Worrying stuff coming out of Helsinki

There are several organizations whose new publications I never miss because I know they are likely to be important. One of those is Suojellaan Lapsia. That is Finnish for “Protect Children”. And they do. Mightily. In several different ways.

Published with support from End Violence Against Children, “CSAM users in the dark web. Protecting children through prevention”  is just such a work. A world first, it presents some very disturbing data.

The data are not disturbing in the sense that they tells us things we didn’t already know, or thought we knew. The power of the report and its unique value comes from the methodical way in which the research was carried out with a significant sample size.

As the title suggests, and bearing in mind the study aimed at and engaged self-declared CSAM users on the dark web, here are some headlines

  • 70% of respondents said they first saw CSAM when they were under 18 and almost 40% before they were 13
  • Over half said they first saw CSAM accidentally, meaning they were not actively searching for it
  • 6% said they viewed material of babies and toddlers in the 0-3 age range
  • 24% viewed sadistic or brutal material
  • The gendered nature of the material sought was clear: 45% preferred material showing girls in the 4-13 age range, and 18% boys in the same range
  • The material showing boys was likely to be more egregious
  • 52% felt viewing CSAM might lead them to engage in sexual acts with a child
  • 44% thought viewing CSAM made them think about making contact with a child
  • 37% had in fact sought contact with a child
  • 45% had seen livestreamed child sexual abuse

The dark web is dark in more than one way. And that direct, close link between the availability of CSAM and threats to children is once more underscored. Those debating the CSA Regulation in Brussels please note.

Governments and other bodies that finance the continued functioning of major elements of the dark web in its present form need to read the report from Helsinki and think about how they can make things better i.e. less dangerous for children.

Many years ago an eminent therapist who works with child sex offenders told me

“People who collect or consume child sexual abuse images do so because they have a sexual interest in children.” Adding a rider “But some of them may not have realised it yet.” 

We see echoes of this in the Finnish study.

Removing CSAM is an important prevention tactic

CSAM removal is not to be dismissed or diminished because it is “merely” an acknowledgement of a failure to prevent a child being sexually abused in the first place, although it is certainly that and no less important for being so.
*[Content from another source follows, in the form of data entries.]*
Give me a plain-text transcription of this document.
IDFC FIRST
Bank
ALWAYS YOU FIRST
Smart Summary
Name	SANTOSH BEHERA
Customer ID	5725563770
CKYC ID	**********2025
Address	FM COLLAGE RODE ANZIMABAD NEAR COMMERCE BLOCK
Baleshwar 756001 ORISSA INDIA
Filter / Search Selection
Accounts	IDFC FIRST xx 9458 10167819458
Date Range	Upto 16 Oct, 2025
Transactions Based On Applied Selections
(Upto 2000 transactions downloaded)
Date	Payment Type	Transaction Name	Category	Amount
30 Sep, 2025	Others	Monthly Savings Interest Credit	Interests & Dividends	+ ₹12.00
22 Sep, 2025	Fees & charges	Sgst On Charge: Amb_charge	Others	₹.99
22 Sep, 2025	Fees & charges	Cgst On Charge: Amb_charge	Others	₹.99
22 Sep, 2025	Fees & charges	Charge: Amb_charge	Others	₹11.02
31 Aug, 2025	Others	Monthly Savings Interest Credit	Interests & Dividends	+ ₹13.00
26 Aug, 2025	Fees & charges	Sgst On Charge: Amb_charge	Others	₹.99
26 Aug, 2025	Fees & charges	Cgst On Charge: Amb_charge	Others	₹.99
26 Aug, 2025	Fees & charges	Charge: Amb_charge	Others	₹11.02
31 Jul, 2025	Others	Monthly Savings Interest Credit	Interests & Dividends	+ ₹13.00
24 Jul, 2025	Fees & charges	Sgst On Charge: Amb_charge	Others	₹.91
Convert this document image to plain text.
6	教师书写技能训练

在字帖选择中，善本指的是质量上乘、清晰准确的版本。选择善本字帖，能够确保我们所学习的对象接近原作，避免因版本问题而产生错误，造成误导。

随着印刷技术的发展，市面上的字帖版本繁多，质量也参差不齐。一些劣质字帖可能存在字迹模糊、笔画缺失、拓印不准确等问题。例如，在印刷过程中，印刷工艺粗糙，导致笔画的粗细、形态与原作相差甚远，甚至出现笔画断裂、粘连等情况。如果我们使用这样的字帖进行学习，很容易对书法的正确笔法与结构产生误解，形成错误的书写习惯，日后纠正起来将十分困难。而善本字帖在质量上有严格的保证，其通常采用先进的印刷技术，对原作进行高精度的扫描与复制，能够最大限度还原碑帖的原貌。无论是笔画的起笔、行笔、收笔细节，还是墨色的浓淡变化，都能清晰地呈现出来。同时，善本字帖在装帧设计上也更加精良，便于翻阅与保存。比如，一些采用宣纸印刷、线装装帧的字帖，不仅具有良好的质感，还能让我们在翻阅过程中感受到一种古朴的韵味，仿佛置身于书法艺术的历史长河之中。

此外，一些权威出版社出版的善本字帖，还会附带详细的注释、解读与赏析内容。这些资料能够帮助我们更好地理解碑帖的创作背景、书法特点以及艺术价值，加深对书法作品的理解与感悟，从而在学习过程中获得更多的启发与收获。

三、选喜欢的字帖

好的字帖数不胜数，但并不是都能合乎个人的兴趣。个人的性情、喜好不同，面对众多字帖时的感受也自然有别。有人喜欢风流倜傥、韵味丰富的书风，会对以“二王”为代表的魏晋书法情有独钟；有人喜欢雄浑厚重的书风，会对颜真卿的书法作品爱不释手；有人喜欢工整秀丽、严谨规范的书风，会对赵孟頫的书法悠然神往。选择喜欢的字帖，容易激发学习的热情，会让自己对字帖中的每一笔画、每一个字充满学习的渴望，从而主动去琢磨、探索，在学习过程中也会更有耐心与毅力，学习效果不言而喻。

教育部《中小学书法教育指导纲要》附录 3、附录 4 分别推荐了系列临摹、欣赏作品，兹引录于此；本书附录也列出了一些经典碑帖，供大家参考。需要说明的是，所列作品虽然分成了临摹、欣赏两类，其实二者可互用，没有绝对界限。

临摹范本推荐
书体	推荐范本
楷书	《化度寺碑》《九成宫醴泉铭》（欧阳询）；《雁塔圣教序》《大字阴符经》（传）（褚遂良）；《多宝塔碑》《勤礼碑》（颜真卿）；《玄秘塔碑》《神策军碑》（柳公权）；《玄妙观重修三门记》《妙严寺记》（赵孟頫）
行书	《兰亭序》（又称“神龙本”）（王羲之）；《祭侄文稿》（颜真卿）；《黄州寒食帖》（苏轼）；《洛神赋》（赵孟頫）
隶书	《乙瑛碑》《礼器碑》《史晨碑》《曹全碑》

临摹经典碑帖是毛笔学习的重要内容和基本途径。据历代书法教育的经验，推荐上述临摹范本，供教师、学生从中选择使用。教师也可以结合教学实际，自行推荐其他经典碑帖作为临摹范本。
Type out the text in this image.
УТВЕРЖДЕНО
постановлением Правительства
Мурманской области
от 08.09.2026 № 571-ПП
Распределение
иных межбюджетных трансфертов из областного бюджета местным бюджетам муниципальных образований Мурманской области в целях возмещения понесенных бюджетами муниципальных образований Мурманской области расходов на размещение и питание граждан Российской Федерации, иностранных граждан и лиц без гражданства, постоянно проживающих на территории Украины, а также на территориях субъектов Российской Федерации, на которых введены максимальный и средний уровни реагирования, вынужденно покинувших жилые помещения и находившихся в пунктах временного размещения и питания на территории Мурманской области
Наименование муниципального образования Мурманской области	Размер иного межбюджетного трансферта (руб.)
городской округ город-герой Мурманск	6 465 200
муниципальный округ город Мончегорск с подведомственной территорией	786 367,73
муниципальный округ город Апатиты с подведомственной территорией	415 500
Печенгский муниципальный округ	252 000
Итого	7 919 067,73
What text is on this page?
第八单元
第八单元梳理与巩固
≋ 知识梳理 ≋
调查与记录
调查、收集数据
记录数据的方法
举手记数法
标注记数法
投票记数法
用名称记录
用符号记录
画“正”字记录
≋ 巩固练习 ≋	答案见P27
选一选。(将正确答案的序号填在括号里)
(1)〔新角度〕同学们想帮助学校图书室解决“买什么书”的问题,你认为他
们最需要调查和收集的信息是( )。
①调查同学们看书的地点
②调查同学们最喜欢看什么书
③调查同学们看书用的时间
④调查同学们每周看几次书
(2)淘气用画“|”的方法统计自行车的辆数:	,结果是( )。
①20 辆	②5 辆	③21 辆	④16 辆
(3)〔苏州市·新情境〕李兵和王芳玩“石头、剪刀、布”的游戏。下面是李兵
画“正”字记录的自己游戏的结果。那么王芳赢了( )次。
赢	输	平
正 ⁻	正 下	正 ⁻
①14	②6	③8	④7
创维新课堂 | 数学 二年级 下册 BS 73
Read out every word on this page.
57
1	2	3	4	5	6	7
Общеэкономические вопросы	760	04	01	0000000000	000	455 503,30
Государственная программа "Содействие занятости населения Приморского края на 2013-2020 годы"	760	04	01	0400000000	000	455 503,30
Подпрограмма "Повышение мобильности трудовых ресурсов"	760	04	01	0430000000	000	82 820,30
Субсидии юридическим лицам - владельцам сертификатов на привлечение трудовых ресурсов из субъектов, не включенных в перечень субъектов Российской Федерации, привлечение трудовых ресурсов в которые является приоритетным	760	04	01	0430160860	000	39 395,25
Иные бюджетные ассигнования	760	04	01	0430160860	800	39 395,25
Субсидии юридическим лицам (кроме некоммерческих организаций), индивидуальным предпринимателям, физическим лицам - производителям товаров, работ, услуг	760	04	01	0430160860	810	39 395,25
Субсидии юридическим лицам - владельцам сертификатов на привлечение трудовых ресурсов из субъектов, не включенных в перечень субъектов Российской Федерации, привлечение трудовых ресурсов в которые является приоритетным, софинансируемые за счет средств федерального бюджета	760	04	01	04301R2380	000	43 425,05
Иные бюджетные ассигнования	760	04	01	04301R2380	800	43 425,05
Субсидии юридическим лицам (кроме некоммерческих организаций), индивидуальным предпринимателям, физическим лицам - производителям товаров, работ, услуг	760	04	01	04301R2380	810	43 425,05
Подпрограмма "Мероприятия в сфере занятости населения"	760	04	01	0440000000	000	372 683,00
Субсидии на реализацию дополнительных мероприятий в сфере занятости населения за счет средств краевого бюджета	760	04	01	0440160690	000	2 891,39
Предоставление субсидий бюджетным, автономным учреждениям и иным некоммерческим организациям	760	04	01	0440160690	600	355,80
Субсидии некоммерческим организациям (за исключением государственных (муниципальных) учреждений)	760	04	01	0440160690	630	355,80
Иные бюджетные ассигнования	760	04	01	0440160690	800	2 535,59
In addition CSAM removal is a vital means of helping uphold a depicted victim’s legal right to human dignity and privacy as part of their pathway to recovery. But CSAM removal is also much more.

CSAM removal is linked with gathering intelligence to allow law enforcement to identify perpetrators. The more perpetrators that are apprehended and addressed the safer all children are likely to be.  That’s a prevention dimension.

As the Finnish study amply demonstrates, the presence of CSAM on the internet helps create and sustain paedophile behaviour. Its removal does the opposite. Prevention again.

And with inexpensive international travel and the internet’s global reach, when we restrict paedophiles’ freedom to act or when we remove CSAM we are not only helping safeguard the victims depicted, we are also helping prevent harm to children as yet unharmed in all parts of the world . Prevention once more.

Why am I labouring this point?

If it seems I am labouring a rather obvious point it is because too often you hear people banging on about the importance of education and empowerment initiatives as the best or only way of preventing children coming to harm online.  Absolutely not.

Here’s where the sceptic in me takes over. Education and empowerment initiatives undertaken by an online business are or can be made publicly visible.  Highly publicly visible.  They should be. Great PR can be generated.  A halo effect is created. It’s not so easy to do that with nerdy internal stuff on the network. And typically, for the business, education and empowerment initiatives will be a great deal cheaper and less complicated to implement and manage than intervening in the technical infrastructure.

I completely get that we all have a part to play in helping  keep children safe but there are singular things only a business can do. Nobody else can.

Education and empowerment must go hand-in-hand with effective removal 

Don’t get me wrong, education and empowerment initiatives are, of course, extremely important and we can probably never get enough of them.  If children can be made aware of online hazards and be taught how to avoid or deal with them, so much the better. Likewise if parents, teachers and others can be brought up to speed and be shown how to  support their charges, spot signs of distress, then again that has to be all to the good. One wonders if  industry-provided education and awareness initiatives can scale to meet the challenge but they are nevertheless welcome.

But what education and empowerment initiatives most emphatically are not is an alternative to the deployment on the network of effective, proactive tools to identify CSAM, ensuring its swift removal then preventing it from being reuploaded.

Education and empowerment and CSAM removal are not in competition with each other. They complement each other. Together they make a strategy. Half a strategy is not acceptable. Not any more.